How Your Hobby Started Part XXV

By Staff
1 / 5
Courtesy of W. C. Meier, 603 S. Main Street, Kingfisher, Oklahoma 73750.
2 / 5
Courtesy of John M. Hamilton, 2015 Arthur, Charleston, Illinois 61920.
3 / 5
Courtesy of John M. Hamilton, 2015 Arthur, Charleston, Illinois 61920.
4 / 5
5 / 5

3904 47th Avenue S., Seattle, Washington 98118.

This chapter deals entirely with the history of the gasoline
engines sold by The Fairbanks Company of New York.

Considerable research was necessary to get all of the facts
together on this company and it started from the one family of
Fairbanks.

I also covered the two tangents of the development of Fairbanks,
Morse and The Fairbanks Company which originated from the E & T
Fairbanks Company of St. Johnsburg, Vermont.

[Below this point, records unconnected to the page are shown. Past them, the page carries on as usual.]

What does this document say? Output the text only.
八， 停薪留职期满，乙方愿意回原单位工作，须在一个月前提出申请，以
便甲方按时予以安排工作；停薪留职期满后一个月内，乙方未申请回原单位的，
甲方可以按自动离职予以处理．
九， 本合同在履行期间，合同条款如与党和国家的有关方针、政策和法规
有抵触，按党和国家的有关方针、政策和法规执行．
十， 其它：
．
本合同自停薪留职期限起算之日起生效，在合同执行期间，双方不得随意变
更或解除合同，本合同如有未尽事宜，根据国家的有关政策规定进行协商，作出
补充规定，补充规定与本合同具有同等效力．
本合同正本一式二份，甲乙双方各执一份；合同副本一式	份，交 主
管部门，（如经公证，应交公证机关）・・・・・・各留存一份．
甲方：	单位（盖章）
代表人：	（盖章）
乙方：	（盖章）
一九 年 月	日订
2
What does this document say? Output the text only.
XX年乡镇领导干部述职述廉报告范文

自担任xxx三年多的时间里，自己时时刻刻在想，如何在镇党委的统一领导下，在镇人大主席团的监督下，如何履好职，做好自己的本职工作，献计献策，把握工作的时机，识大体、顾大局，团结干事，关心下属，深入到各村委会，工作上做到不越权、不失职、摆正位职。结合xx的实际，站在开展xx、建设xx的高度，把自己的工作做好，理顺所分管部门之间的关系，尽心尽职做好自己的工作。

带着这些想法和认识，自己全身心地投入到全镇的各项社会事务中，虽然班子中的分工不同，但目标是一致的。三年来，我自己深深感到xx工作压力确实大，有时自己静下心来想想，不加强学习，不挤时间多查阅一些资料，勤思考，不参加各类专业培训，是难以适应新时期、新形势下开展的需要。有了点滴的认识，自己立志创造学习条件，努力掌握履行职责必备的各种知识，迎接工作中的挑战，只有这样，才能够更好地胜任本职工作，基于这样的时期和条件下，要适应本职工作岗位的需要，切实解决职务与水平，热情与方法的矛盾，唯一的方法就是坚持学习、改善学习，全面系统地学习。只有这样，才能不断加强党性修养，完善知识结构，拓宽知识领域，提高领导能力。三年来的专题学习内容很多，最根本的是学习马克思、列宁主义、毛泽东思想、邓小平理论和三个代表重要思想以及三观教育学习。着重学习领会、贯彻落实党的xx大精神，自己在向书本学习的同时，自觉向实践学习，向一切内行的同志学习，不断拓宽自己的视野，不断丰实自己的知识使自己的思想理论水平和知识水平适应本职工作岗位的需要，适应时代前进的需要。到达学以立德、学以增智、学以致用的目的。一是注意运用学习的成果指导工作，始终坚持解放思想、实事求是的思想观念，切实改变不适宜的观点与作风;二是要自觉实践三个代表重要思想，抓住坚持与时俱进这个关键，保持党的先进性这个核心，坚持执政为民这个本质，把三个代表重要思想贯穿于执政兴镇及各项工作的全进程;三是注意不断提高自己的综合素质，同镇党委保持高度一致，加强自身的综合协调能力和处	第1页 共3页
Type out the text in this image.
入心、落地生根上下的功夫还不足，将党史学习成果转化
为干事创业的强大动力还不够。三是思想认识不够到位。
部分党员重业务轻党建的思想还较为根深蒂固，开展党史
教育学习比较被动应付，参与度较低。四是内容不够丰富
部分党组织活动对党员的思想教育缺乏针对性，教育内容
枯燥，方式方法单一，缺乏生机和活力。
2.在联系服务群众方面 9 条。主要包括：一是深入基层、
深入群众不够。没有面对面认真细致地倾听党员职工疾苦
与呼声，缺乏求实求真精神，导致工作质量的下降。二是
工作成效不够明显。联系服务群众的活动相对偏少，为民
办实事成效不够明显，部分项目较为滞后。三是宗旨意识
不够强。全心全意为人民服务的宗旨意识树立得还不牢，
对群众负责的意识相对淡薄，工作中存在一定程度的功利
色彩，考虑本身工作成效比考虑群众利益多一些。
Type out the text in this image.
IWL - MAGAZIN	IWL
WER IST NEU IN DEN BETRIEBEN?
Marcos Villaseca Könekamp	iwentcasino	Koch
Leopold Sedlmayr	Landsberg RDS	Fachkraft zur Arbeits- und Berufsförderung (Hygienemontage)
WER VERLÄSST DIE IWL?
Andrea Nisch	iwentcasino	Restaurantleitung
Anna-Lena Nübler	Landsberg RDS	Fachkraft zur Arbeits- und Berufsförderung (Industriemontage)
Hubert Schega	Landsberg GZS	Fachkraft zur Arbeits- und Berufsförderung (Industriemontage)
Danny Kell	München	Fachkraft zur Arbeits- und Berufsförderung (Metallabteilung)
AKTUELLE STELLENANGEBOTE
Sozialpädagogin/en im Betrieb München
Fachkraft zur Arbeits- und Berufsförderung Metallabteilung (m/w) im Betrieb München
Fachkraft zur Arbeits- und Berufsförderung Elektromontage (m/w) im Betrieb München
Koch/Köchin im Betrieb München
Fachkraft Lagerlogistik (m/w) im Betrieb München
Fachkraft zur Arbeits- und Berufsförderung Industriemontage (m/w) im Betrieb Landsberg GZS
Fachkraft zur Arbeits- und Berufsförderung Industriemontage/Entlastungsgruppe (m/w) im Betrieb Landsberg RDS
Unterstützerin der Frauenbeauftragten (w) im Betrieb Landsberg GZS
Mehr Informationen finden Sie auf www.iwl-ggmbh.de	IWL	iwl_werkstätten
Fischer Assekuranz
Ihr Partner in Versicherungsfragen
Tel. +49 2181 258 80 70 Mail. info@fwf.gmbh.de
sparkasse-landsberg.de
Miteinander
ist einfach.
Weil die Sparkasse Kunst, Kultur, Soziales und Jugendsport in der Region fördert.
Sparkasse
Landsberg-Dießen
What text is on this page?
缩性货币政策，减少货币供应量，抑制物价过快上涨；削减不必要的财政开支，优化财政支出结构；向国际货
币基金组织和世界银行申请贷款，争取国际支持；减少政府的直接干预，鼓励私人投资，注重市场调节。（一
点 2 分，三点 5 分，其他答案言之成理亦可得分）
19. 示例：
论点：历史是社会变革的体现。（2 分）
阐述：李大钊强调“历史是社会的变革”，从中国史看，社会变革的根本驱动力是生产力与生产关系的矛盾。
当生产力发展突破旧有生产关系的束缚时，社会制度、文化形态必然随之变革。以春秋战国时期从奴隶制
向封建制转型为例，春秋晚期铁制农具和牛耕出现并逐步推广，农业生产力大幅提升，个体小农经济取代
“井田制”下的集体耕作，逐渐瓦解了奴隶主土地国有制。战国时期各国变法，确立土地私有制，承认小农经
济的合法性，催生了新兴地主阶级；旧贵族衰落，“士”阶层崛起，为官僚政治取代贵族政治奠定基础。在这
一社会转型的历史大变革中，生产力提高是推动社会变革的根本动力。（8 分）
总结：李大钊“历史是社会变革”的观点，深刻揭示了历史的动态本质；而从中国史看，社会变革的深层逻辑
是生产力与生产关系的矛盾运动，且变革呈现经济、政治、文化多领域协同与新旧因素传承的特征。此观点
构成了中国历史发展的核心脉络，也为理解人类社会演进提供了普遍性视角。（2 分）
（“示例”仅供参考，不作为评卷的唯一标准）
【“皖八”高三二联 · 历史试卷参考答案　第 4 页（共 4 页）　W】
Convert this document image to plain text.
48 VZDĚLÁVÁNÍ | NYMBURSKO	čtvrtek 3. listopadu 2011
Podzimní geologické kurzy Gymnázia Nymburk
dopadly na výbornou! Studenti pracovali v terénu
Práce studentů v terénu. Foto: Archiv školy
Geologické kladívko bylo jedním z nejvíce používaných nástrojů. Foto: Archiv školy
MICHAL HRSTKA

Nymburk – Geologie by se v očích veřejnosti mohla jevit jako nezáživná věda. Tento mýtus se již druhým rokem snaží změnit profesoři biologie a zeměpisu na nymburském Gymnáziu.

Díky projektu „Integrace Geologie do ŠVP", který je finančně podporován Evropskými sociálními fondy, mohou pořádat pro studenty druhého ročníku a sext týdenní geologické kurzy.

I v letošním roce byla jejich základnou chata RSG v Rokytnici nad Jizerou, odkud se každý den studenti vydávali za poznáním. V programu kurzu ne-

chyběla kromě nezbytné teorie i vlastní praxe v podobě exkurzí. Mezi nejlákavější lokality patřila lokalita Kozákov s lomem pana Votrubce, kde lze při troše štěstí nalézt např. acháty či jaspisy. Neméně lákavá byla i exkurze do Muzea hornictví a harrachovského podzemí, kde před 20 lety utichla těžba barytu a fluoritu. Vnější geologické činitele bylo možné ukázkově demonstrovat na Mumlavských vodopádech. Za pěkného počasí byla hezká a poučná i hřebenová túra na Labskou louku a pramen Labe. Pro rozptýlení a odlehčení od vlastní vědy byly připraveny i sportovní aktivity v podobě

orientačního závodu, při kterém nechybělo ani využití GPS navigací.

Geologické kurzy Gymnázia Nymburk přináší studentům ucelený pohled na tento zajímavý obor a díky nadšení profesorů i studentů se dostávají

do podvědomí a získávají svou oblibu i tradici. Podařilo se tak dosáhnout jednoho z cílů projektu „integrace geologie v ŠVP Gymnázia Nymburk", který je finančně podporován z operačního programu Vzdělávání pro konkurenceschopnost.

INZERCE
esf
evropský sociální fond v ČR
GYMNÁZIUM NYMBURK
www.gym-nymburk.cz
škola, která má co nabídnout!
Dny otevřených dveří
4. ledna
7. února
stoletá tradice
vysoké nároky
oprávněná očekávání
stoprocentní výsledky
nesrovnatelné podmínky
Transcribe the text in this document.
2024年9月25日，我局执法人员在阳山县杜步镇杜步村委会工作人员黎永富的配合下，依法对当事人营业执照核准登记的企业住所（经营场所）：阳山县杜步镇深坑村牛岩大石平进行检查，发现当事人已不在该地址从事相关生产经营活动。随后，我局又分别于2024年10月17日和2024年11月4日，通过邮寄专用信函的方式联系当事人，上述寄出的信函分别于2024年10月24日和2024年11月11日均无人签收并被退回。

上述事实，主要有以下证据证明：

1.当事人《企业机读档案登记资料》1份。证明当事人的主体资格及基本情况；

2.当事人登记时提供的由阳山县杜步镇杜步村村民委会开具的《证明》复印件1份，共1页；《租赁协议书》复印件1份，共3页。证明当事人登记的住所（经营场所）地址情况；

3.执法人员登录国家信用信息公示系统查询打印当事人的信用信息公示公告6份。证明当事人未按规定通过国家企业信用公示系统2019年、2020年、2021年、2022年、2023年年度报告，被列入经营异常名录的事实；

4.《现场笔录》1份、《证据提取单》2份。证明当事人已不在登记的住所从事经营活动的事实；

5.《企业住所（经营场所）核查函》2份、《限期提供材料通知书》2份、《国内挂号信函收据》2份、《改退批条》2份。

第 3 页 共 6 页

‘The Fairbanks Company gives you permission to have this
article published but assumes no responsibility as to the
information presented on engines. To the best of our knowledge and
belief the historical facts are correct.’ (This paragraph
signed by J. E. Bates, Field Sales Manager, Fairbanks Company, Box
1077, 2-22 Glenwood Avenue, Bing-hamton, New York 13902.)

It may require a considerable stretch of the imagination to
calculate just how the invention of a plow with a cast-iron
mouldboard and the platform weighing scale could have a motivation
for the development and sale of gasoline engines. In the course of
events of American industry such historical sequence did occur in
two companies.

It all started when immigrant Jonathan Ffayerbanks arrived in
this country from Yorkshire, England in 1633. Forethought and
well-laid plans for a home in the new world and with a bit more
money than most, he brought well-seasoned oak and small glass
windows to build in Dedham, Massachusetts. It is one of
America’s oldest wooden homes, having been built in 1636.

During the decades from the time of the arrival in this country
of the progenitor of this family until 1793 when Joseph Fairbanks
was born, the spelling of the name had been changed from
Ffayerbanks to Fairbanks.

At Brimfield, Massachusetts, Joseph Fairbanks had taken up
farming. In 1790 Miss Phebe Paddock and Joseph were married. The
founders of the companies in which we are interested were sons of
the Joseph Fairbanks’, Erastus, the eldest, then Thaddius and
Joseph, Jr.

At the age of 23, Erastus moved to St. Johnsburg, Vermont. Later
the family of his father and brother, Thaddius, joined him. Joseph,
Sr. and Erastus started a saw and grist mill on the Sleeper River,
where they constructed a dam for water power.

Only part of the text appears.